Мы сидели за почетным столом с другими не менее уважаемыми жителями Хотьков. Такого наплыва посетителей трактир, наверное, еще никогда не переживал. Поскольку внутри все не помещались, к столу то и дело подходили люди. Кто-то благодарил, кто-то что-то просил, в основном — удвоить надои, повысить урожайность, вылечить от запора.

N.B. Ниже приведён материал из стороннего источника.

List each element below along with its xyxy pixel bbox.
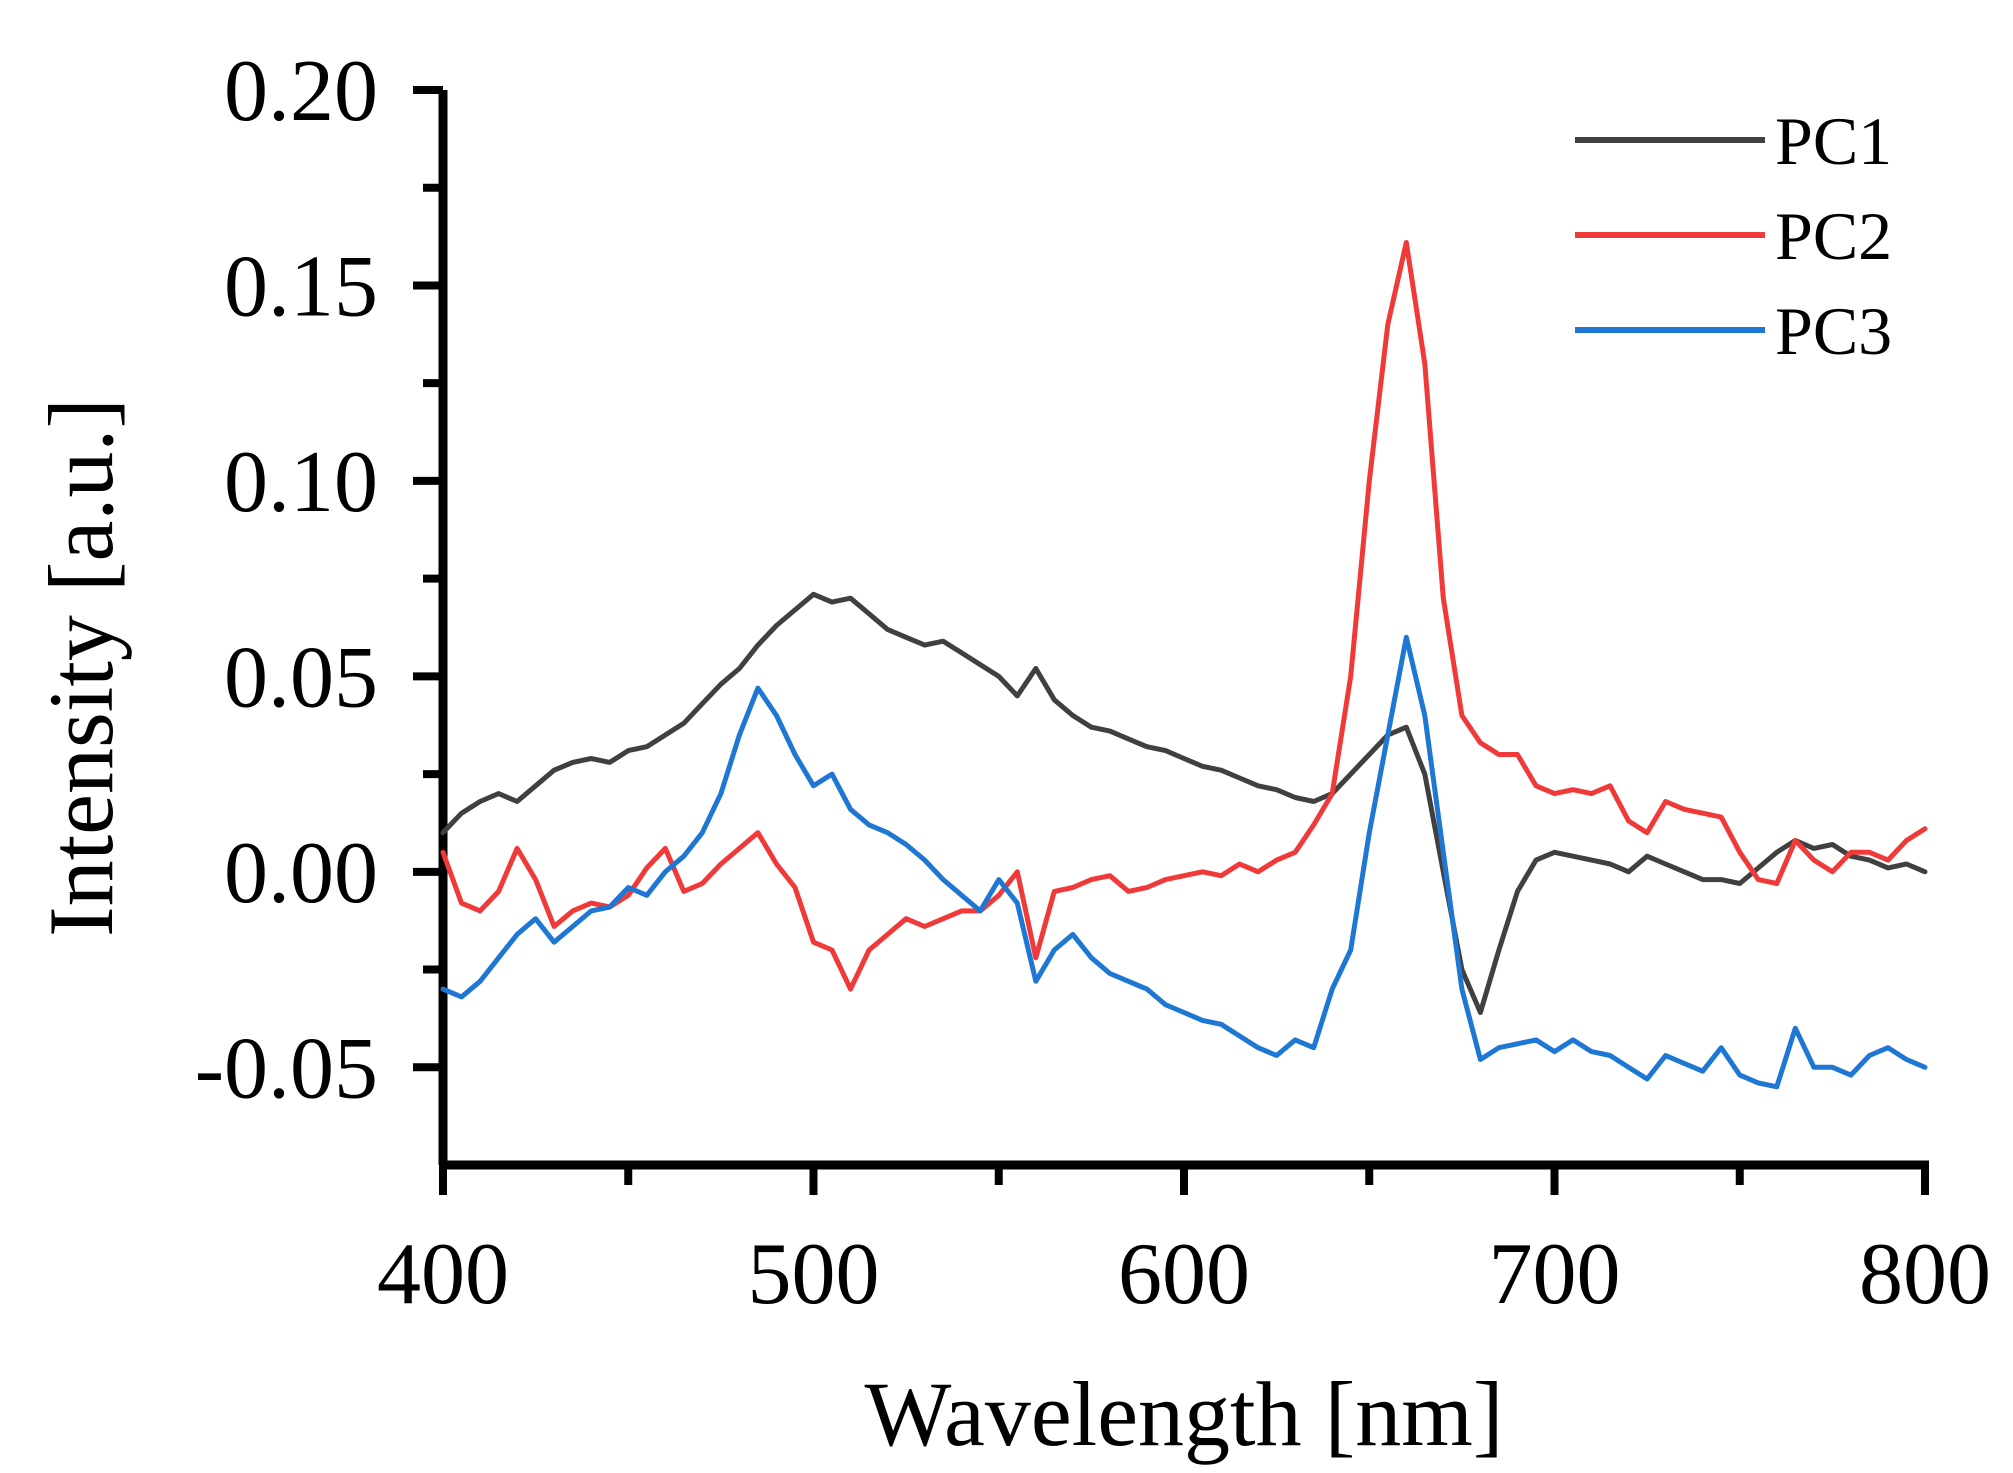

— Не побрезгуйте, госпожа ведьма, — зашептал смутно знакомый мужик с пропитым, лицом протягивая вытянутый тряпичный сверток. Наверняка, кабачок.
Я убрала подношение под стол к трем холщовым сумкам с репой, крынке с творогом, одному — непонятно кому предназначавшемуся — хомуту. И тусклому клинку. «Кто ж его после тебя возьмет-то» — недоумевающее отмахнулся трактирщик, когда я попыталась вернуть железку.
— Госпожа, Айка…
— Да прости ты уже его, — попросил Рион, которому давно надоело нытье стрелка.
— Обязательно, — ответила я, и не успел Михей вздохнуть с облегчением, добавила, — как только стрелять научится.
Облегчение сменилось горестным стоном.
— Милая,— позвал кто-то справа, и мне потребовалось несколько минут, чтобы понять, что обращаются ко мне. — Почти не ношенное, — прошептала жена ткача, втискивая мне в руки какую-то белую тряпку, то ли саван, то ли ночнушку. — Спасибо, милая.
За что именно она благодарит, не уточнила, но покраснела. Видимо, переезд в другую комнату пошел супругам на пользу. У ее мужа поистине железное здоровье, всего за день оклемался.